Food prices set to climb through 2014

Published by Laura Whitcombe on 25 March 2014.
Last updated on 25 March 2014

Food

Supermarket and restaurant prices are set to rise through the course of the year as food inflation is outstripping general inflation.

Food price inflation is now 3.8%, according to research from Prestige Purchasing, while the Bank of England's official measure of inflation is running at 1.9%.

This will have the effect of putting up the price of food bills in shops and restaurants as food sellers will be forced to pass on increasing wholesale costs to customers.

Not even promotions and pledges to match prices will be enough to keep prices down on staples such as meat, bread, milk and cheese.

In fact, UK households could have to pay out an extra £850 a year on food until 2018, a period in which £19 billion could be added to UK grocery bills, according to retail experts Conlumino.

Between 2000 and 2013, there has been a 51% rise in food price inflation, it added. 

Shortage

"There is a world food shortage," said Neil Saunders, a retail analyst at Conlumino.

"There is a lot of demand particularly for dairy and meat coming from Russia and China but there's no quick fix when it comes to farming. Prime agricultural land found in Western markets is already yielding as much as current technology and farming methods allows. It could be another 10 years before scientific advances increase yields further. That means prices will rise."

He added that freak weather around the world has further hindered supply.

The cost of fruit has risen more than any other type of food, according to Prestige, up more than 10% year-on-year.

Vegetable and meat price are up by more than 5% and sugar, chocolate and sweets are up by 1%.

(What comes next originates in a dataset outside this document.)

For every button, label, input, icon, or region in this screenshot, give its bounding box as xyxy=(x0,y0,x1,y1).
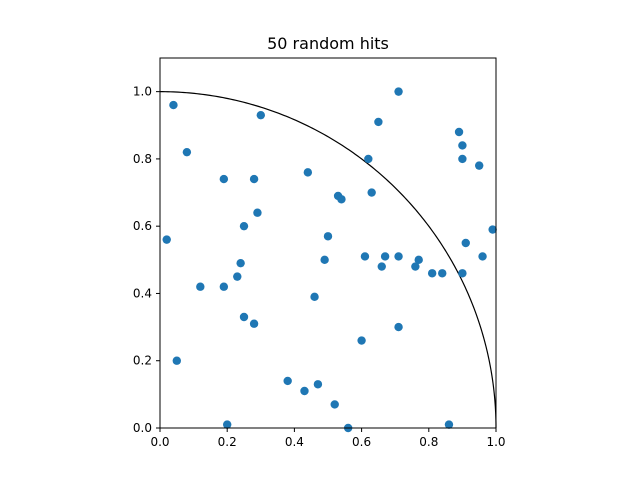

Drinks prices are soaring too, with wine prices rising by 16% year-on-year.

So how can you keep your grocery bills down?

  • Try low-cost supermarkets. 'Back to basics' shops like Aldi, Lidl and Iceland may not stock your favourites, but you'll save money by shopping there.
  • Be wary of buy-one-get-one-free promotions. 'Bulk buy' offers may seem a good idea, but many deals are only useful if you normally buy the product on offer in the first place and can store the extra items. In fact, smaller equivalents may work out cheaper, so always check the individual price first.
  • Write a shopping list. Avoid overspending by planning your meals and writing down what you need. Supermarkets thrive on customers not knowing exactly what they want and buying items they don't need.